Volunteerism will become much more attractive and appealing to Millennials if they are given key roles to play in the activity, a subset of the group of this year's national honourees has suggested.
The group of four, which included cultural ambassador Joan Andrea Hutchinson, environmentalist Eleanor Jones, and councillor for the Gordon Town Division Neville Whittaker, all agreed that young people nowadays generally tend to shy away from volunteering, choosing instead to work for tangible incentives, usually monetary rewards.
Kavan Gayle, a veteran trade unionist who is to be awarded the Order of Distinction in the Rank of Commander (CD) for Contribution to the Trade Union Movement and Public Service, is confident that if these Millennials are given the mantle of leadership, a culture change will come.
Jones, who will be awarded the Order of Distinction in the Rank of Officer for her contribution to the Development of Environmental Management and also Civic Development, quickly agreed with Gayle.
"A lot of young people at all levels feel disconnected, so how do we bring them back in? I think the business of accountability, responsibility, helping to build the self-esteem and that sense of self-satisfaction is key," she said.

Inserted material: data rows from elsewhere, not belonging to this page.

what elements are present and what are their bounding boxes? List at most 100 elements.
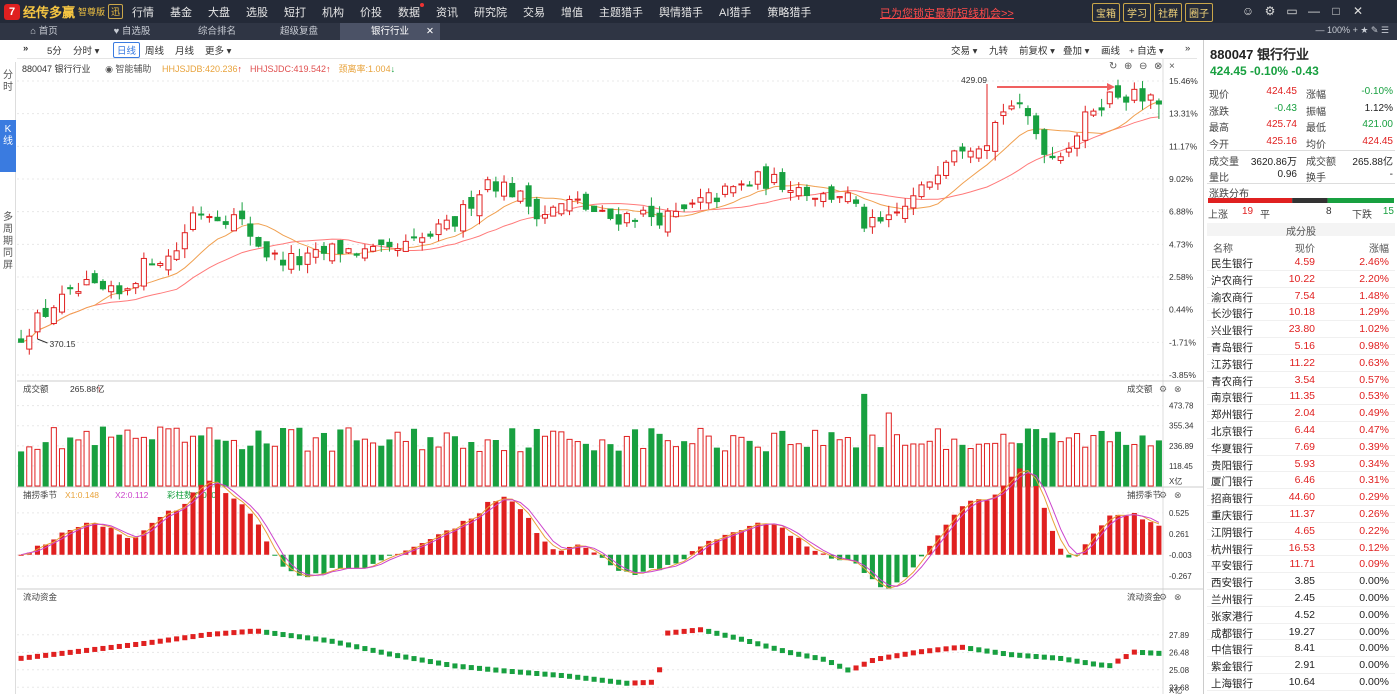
constituent-row[interactable]: 华夏银行 7.69 0.39%: [1207, 439, 1395, 456]
constituent-row[interactable]: 江苏银行 11.22 0.63%: [1207, 355, 1395, 372]
constituent-row[interactable]: 厦门银行 6.46 0.31%: [1207, 472, 1395, 490]
menu-item[interactable]: 价投: [360, 6, 382, 19]
menu-item[interactable]: 资讯: [436, 6, 458, 19]
gear-icon[interactable]: ⚙: [1264, 4, 1276, 18]
top-button[interactable]: 学习: [1123, 3, 1151, 22]
period-button[interactable]: 周线: [145, 46, 165, 57]
volume-bar: [648, 428, 655, 487]
chart-area[interactable]: 15.46% 13.31% 11.17% 9.02% 6.88% 4.73% 2.58% 0.…: [17, 59, 1203, 694]
constituent-row[interactable]: 郑州银行 2.04 0.49%: [1207, 405, 1395, 422]
menu-item[interactable]: 大盘: [208, 6, 230, 19]
indicator1-pane[interactable]: 捕捞季节捕捞季节⚙⊗X1:0.148X2:0.112彩柱数:0.0000.525…: [17, 468, 1203, 590]
close-icon[interactable]: ✕: [1352, 4, 1364, 18]
tab-3[interactable]: 超级复盘: [258, 23, 340, 40]
constituent-row[interactable]: 平安银行 11.71 0.09%: [1207, 556, 1395, 574]
constituent-row[interactable]: 渝农商行 7.54 1.48%: [1207, 288, 1395, 305]
menu-item[interactable]: 短打: [284, 6, 306, 19]
menu-item[interactable]: 主题猎手: [599, 6, 643, 19]
tab-0[interactable]: ⌂ 首页: [0, 23, 88, 40]
col-price[interactable]: 现价: [1295, 244, 1315, 255]
menu-item[interactable]: 选股: [246, 6, 268, 19]
period-button[interactable]: 日线: [113, 42, 141, 58]
menu-item[interactable]: 策略猎手: [767, 6, 812, 19]
menu-item[interactable]: 基金: [170, 6, 192, 19]
constituent-row[interactable]: 江阴银行 4.65 0.22%: [1207, 523, 1395, 540]
constituent-row[interactable]: 招商银行 44.60 0.29%: [1207, 489, 1395, 506]
refresh-icon[interactable]: ↻: [1109, 61, 1117, 72]
maximize-icon[interactable]: □: [1332, 4, 1340, 18]
pane-close-icon[interactable]: ⊗: [1174, 592, 1182, 602]
collapse-panel-icon[interactable]: »: [1185, 43, 1191, 54]
window-icon[interactable]: ▭: [1286, 4, 1298, 18]
close-icon[interactable]: ×: [1169, 61, 1175, 72]
constituent-row[interactable]: 成都银行 19.27 0.00%: [1207, 624, 1395, 641]
menu-item[interactable]: AI猎手: [719, 6, 752, 19]
top-button[interactable]: 社群: [1154, 3, 1182, 22]
menu-item[interactable]: 舆情猎手: [659, 6, 703, 19]
constituent-row[interactable]: 北京银行 6.44 0.47%: [1207, 422, 1395, 439]
pane-settings-icon[interactable]: ⚙: [1159, 592, 1167, 602]
tool-button[interactable]: 画线: [1101, 46, 1121, 57]
pane-close-icon[interactable]: ⊗: [1174, 490, 1182, 500]
menu-item[interactable]: 增值: [561, 6, 583, 19]
zoom-in-icon[interactable]: ⊕: [1124, 61, 1132, 72]
period-button[interactable]: 5分: [47, 46, 62, 57]
tool-button[interactable]: + 自选 ▾: [1129, 46, 1164, 57]
zoom-out-icon[interactable]: ⊖: [1139, 61, 1147, 72]
volume-pane[interactable]: 成交额 成交额 ⚙ ⊗ 265.88亿↑ 473.78 355.34 236.89 118.45…: [17, 380, 1203, 487]
user-icon[interactable]: ☺: [1241, 4, 1255, 18]
constituent-row[interactable]: 紫金银行 2.91 0.00%: [1207, 657, 1395, 674]
pane-settings-icon[interactable]: ⚙: [1159, 384, 1167, 394]
side-nav-2[interactable]: 多周期同屏: [0, 208, 16, 288]
tab-1[interactable]: ♥ 自选股: [88, 23, 176, 40]
constituent-row[interactable]: 南京银行 11.35 0.53%: [1207, 388, 1395, 406]
assist-toggle[interactable]: ◉ 智能辅助: [105, 64, 152, 74]
app-logo[interactable]: 7 经传多赢 智尊版 迅: [4, 3, 124, 20]
constituent-row[interactable]: 上海银行 10.64 0.00%: [1207, 674, 1395, 691]
minimize-icon[interactable]: —: [1308, 4, 1320, 18]
constituent-row[interactable]: 贵阳银行 5.93 0.34%: [1207, 456, 1395, 473]
menu-item[interactable]: 数据: [398, 2, 424, 20]
menu-item[interactable]: 机构: [322, 6, 344, 19]
pane-settings-icon[interactable]: ⚙: [1159, 490, 1167, 500]
tool-button[interactable]: 前复权 ▾: [1019, 46, 1055, 57]
period-button[interactable]: 分时 ▾: [73, 46, 100, 57]
col-change[interactable]: 涨幅: [1369, 244, 1389, 255]
constituent-row[interactable]: 沪农商行 10.22 2.20%: [1207, 271, 1395, 288]
constituent-row[interactable]: 兰州银行 2.45 0.00%: [1207, 590, 1395, 607]
price-pane[interactable]: 15.46% 13.31% 11.17% 9.02% 6.88% 4.73% 2.58% 0.…: [17, 75, 1198, 380]
menu-item[interactable]: 研究院: [474, 6, 507, 19]
period-button[interactable]: 月线: [175, 46, 195, 57]
pane-close-icon[interactable]: ⊗: [1174, 384, 1182, 394]
tab-2[interactable]: 综合排名: [176, 23, 258, 40]
constituent-row[interactable]: 西安银行 3.85 0.00%: [1207, 573, 1395, 590]
indicator2-mark: [100, 645, 106, 651]
menu-item[interactable]: 行情: [132, 6, 154, 19]
constituent-row[interactable]: 中信银行 8.41 0.00%: [1207, 640, 1395, 658]
expand-icon[interactable]: »: [23, 43, 29, 54]
close-tab-icon[interactable]: ✕: [426, 26, 434, 37]
constituent-row[interactable]: 杭州银行 16.53 0.12%: [1207, 540, 1395, 557]
settings-icon[interactable]: ⊗: [1154, 61, 1162, 72]
menu-item[interactable]: 交易: [523, 6, 545, 19]
constituent-row[interactable]: 张家港行 4.52 0.00%: [1207, 607, 1395, 624]
constituent-row[interactable]: 重庆银行 11.37 0.26%: [1207, 506, 1395, 523]
constituent-row[interactable]: 青农商行 3.54 0.57%: [1207, 372, 1395, 389]
tool-button[interactable]: 九转: [989, 46, 1009, 57]
zoom-controls[interactable]: — 100% + ★ ✎ ☰: [1315, 25, 1389, 35]
col-name[interactable]: 名称: [1213, 244, 1233, 255]
tool-button[interactable]: 叠加 ▾: [1063, 46, 1090, 57]
side-nav-1[interactable]: K线: [0, 120, 16, 172]
tab-4[interactable]: 银行行业 ✕: [340, 23, 440, 40]
constituent-row[interactable]: 长沙银行 10.18 1.29%: [1207, 304, 1395, 322]
tool-button[interactable]: 交易 ▾: [951, 46, 978, 57]
top-button[interactable]: 宝箱: [1092, 3, 1120, 22]
constituent-row[interactable]: 青岛银行 5.16 0.98%: [1207, 338, 1395, 355]
top-button[interactable]: 圈子: [1185, 3, 1213, 22]
constituent-row[interactable]: 民生银行 4.59 2.46%: [1207, 254, 1395, 271]
period-button[interactable]: 更多 ▾: [205, 46, 232, 57]
promo-link[interactable]: 已为您锁定最新短线机会>>: [880, 8, 1014, 20]
side-nav-0[interactable]: 分时: [0, 66, 16, 96]
constituent-row[interactable]: 兴业银行 23.80 1.02%: [1207, 321, 1395, 338]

Hutchinson, who has earned the Order of Distinction in the Rank of Officer for her contribution to the Cultural Arts, in particular, the spoken word, asserted that the act of volunteerism is more nurtured than innate.
"It is what you see around you. It is the people around you who shape your thinking. If as a young person, what is in it for me is power, responsibility, and respectability, then it becomes attractive. So we must not always make it about giving them money and paying them to do the volunteerism. Give them the power, give them the respectability, because that's what they want," she said.